Contextualized Autonomous Drone Navigation using LLMs Deployed in Edge-Cloud Computing
Hongqian Chen, Yun Tang, Antonios Tsourdos, Weisi Guo
TL;DR
The paper tackles dynamic autonomous drone navigation by enabling LLMs to incorporate human-described semantic context into real-time adjustments of navigation maps and sub-task instructions. It introduces a two-level framework where path planning operates on a contextually updated map via Map Information Parsing and LLM-adjusted Potential Fields, while sub-task instructions are generated by a Moonshot LLM and translated into flight actions for a sequence of waypoints using $A^*$ path planning on a $20\times 20$ grid. Through experiments comparing multiple LLMs, the study demonstrates a trade-off: small, edge-friendly models (e.g., Llama3:8b, Moonshot v1-8k) enable low-latency edge deployment, whereas large models (e.g., GPT-4, GPT-3.5T, Llama3:70b) deliver higher accuracy in dynamic contexts when hosted in the cloud. The work outlines a practical architecture for native LLM navigation within ORAN-enabled 6G networks, highlighting both the latency and sovereignty advantages of edge deployment and the richer contextual reasoning available in cloud-based LLMs.

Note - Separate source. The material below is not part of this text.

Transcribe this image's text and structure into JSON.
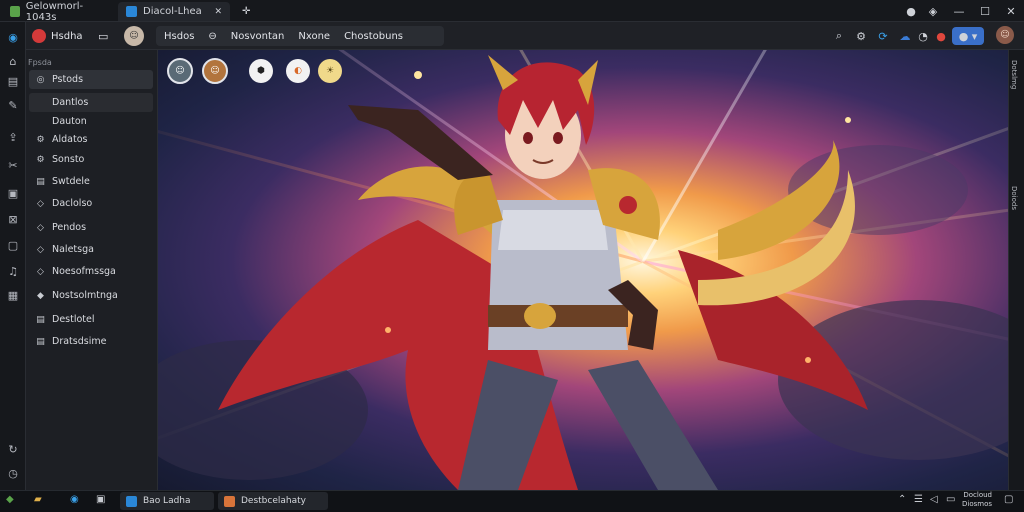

This framework provides a pathway toward 6G-native AI navigation, enabling real-time semantic adaptation and robust multi-task execution in future urban mobility scenarios.
Abstract
Autonomous navigation is usually trained offline in diverse scenarios and fine-tuned online subject to real-world experiences. However, the real world is dynamic and changeable, and many environmental encounters/effects are not accounted for in real-time due to difficulties in describing them within offline training data or hard to describe even in online scenarios. However, we know that the human operator can describe these dynamic environmental encounters through natural language, adding semantic context. The research is to deploy Large Language Models (LLMs) to perform real-time contextual code adjustment to autonomous navigation. The challenge not evaluated in literature is what LLMs are appropriate and where should these computationally heavy algorithms sit in the computation-communication edge-cloud computing architectures. In this paper, we evaluate how different LLMs can adjust both the navigation map parameters dynamically (e.g., contour map shaping) and also derive navigation task instruction sets. We then evaluate which LLMs are most suitable and where they should sit in future edge-cloud of 6G telecommunication architectures.